Read the full original of the report in the above regard by Bernadette Wicks at The Citizen

Government forges ahead with plans to trim staff at diplomatic missions

BusinessLive reports that the government is forging ahead with plans to trim the size of its diplomatic missions as it battles to cut costs and return SA to financial health.  Without providing timelines, international relations minister Naledi Pandor said in parliament last week that her department was undertaking a process of rationalisation of its foreign missions.  “Staff reductions have been introduced as part of this process, the department has established a task team on the ‘Repositioning of SA’s Global Presence’. The task team has produced a draft report with a set of recommendations.

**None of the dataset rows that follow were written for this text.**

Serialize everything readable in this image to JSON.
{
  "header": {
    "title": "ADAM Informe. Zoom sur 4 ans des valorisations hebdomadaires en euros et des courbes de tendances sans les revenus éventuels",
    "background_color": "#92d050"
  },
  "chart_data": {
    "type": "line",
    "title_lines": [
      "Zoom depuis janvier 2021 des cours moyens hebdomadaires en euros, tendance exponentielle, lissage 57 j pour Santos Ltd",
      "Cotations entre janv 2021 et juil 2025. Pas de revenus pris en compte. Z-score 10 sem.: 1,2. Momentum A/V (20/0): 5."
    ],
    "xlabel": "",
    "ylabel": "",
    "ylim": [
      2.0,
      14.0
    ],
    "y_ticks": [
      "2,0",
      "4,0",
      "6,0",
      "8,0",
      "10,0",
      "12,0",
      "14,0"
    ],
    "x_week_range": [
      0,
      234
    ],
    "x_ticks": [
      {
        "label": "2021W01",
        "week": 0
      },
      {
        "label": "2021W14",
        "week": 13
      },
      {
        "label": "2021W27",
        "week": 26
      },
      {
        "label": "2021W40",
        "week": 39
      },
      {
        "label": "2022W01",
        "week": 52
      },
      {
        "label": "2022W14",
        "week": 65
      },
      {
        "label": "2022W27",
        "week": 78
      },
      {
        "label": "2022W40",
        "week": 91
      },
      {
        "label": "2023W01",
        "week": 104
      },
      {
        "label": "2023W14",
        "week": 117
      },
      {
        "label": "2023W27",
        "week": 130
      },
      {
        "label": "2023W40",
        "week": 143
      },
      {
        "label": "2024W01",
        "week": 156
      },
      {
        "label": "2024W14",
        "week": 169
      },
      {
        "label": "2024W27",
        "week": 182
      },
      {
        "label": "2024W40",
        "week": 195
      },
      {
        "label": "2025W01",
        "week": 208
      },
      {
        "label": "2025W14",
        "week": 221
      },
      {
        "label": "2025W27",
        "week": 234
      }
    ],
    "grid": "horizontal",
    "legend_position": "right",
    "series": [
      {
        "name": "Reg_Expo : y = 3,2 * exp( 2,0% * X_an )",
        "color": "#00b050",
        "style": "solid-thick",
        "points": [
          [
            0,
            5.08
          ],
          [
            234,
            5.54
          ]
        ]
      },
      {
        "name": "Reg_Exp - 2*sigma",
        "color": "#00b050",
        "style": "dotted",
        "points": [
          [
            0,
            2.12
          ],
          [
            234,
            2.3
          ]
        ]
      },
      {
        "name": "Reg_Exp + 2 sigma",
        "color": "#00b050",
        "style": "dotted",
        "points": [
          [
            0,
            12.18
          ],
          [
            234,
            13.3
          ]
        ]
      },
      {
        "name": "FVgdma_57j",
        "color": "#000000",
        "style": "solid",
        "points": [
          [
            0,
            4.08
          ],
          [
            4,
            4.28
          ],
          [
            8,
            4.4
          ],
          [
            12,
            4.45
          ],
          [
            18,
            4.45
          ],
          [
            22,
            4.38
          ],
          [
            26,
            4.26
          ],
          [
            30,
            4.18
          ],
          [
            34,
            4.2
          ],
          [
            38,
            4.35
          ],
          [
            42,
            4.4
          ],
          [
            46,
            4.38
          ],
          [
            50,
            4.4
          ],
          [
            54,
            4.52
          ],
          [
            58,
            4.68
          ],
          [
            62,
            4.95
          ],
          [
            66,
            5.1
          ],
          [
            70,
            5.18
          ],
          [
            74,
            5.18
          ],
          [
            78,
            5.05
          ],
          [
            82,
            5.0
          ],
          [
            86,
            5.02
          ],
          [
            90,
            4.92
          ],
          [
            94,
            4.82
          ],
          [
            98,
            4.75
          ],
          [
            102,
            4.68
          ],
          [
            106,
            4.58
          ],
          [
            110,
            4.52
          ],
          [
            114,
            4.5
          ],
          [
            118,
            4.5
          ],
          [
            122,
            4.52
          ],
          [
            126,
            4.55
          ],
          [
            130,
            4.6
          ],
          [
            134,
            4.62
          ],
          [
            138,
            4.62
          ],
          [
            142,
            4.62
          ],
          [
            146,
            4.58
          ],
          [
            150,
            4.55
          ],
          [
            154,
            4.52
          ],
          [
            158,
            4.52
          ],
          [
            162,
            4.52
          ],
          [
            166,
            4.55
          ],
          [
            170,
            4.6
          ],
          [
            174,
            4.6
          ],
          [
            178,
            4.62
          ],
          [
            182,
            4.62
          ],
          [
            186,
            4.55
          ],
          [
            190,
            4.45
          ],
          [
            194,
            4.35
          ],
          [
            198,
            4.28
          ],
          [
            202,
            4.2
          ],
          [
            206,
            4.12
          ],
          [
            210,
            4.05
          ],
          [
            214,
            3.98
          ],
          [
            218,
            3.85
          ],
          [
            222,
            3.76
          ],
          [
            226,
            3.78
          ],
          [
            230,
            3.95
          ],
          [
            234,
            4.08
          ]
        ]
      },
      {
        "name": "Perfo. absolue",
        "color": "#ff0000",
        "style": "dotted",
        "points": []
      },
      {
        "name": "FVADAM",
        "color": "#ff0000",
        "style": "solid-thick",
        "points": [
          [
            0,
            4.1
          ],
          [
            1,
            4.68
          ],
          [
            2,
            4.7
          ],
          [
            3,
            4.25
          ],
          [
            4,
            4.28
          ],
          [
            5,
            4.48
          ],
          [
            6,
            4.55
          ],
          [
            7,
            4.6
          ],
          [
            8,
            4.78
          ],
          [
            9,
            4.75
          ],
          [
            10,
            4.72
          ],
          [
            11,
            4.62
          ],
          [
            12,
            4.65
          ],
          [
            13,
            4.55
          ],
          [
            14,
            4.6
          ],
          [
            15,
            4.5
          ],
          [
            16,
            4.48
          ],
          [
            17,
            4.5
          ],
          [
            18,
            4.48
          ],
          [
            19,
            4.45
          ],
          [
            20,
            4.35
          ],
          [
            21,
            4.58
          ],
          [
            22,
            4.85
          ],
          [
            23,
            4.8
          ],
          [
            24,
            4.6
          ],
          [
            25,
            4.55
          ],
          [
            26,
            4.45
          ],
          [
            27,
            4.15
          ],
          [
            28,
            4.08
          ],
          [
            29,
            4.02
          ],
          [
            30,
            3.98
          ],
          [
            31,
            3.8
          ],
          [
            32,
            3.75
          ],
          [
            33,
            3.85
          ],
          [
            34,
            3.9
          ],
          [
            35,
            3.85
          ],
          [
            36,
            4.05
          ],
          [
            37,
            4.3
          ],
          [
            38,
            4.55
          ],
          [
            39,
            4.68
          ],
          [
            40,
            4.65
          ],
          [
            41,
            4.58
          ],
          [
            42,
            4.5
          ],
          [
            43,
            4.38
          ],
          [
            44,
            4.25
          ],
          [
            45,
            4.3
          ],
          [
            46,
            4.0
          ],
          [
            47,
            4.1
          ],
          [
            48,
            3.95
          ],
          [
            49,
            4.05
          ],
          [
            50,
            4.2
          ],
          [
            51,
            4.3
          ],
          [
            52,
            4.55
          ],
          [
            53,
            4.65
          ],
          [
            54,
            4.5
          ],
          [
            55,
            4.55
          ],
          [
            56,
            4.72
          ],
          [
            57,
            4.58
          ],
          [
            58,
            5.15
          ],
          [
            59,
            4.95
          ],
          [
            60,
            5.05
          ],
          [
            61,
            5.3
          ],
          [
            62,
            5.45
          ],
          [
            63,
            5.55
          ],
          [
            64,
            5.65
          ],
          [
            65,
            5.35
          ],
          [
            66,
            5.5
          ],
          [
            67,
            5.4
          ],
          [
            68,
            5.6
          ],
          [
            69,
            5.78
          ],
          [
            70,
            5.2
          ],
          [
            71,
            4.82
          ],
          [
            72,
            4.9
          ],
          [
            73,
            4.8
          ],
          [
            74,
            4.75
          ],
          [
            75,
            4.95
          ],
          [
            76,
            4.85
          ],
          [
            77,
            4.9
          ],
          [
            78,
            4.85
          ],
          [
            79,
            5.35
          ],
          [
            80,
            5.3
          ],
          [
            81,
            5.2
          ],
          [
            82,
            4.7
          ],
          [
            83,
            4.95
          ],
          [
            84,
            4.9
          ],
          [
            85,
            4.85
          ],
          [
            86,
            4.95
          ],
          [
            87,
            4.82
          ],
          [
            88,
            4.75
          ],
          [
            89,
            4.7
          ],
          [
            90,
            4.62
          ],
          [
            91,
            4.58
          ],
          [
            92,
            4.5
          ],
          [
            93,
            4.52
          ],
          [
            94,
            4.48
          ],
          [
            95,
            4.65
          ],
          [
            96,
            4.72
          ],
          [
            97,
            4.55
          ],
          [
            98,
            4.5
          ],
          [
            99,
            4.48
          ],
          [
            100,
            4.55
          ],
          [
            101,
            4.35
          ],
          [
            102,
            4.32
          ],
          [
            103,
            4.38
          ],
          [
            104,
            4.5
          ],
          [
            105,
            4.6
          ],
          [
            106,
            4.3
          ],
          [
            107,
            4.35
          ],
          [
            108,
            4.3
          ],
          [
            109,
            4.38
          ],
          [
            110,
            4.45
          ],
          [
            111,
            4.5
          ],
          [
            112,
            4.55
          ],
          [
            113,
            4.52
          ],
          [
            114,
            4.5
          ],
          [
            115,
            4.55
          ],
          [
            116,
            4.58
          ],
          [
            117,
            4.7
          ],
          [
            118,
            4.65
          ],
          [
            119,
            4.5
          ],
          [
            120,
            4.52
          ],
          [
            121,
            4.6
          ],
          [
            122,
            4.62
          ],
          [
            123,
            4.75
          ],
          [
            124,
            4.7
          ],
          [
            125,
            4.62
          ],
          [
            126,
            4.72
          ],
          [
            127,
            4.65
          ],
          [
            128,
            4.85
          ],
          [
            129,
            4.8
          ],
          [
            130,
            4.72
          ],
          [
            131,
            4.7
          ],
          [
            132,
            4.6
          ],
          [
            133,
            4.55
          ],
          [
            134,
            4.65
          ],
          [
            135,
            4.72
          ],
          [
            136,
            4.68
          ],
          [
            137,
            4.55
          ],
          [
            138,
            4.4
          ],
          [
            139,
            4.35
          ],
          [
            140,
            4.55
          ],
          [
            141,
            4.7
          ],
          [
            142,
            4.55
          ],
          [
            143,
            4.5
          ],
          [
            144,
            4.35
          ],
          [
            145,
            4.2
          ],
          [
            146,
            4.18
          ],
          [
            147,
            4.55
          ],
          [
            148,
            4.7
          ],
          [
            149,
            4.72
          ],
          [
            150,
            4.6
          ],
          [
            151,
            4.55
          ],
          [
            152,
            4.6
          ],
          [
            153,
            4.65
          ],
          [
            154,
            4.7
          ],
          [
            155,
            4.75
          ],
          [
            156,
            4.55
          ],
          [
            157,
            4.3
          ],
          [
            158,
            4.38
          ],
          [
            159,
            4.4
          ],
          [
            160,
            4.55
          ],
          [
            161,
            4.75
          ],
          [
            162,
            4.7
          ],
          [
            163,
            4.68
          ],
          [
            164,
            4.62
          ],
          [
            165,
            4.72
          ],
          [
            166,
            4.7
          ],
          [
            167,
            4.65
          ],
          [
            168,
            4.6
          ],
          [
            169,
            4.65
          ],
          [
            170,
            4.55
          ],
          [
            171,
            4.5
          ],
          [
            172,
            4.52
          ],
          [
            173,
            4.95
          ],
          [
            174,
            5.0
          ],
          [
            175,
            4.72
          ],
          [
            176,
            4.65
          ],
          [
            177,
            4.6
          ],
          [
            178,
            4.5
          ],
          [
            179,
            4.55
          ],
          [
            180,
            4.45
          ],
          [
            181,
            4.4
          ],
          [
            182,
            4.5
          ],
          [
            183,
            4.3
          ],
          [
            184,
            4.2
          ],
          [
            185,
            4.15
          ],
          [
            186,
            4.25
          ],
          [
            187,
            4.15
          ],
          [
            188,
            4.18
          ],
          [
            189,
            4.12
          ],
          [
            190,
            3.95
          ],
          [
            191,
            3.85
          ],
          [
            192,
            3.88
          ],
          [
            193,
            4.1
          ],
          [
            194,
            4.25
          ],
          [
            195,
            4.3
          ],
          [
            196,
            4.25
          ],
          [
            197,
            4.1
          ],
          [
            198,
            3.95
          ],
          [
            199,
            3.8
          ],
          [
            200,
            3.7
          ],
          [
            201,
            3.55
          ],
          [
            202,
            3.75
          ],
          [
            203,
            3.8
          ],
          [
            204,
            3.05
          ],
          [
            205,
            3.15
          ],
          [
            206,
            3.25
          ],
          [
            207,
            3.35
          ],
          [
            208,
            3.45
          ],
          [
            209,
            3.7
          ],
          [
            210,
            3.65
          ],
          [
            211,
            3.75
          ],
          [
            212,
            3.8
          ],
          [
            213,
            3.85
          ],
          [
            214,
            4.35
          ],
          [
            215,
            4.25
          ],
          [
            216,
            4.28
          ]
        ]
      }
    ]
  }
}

The draft is being considered,” Pandor indicated.  According to budget documents tabled in parliament in February, an estimated 45.6% (R9.8bn) of the Department of International Relations & Co-operation’s total expenditure over the medium term is earmarked for compensation of employees. Spending on compensation of employees is expected to increase at an average annual rate of 5.9%.  An analysis by the Treasury found that SA’s cost-of-living allowances for its diplomatic staff were 60% higher than those paid to US staff and 40%-50% higher than those for UN staff, who also pay their own accommodation, unlike SA staff.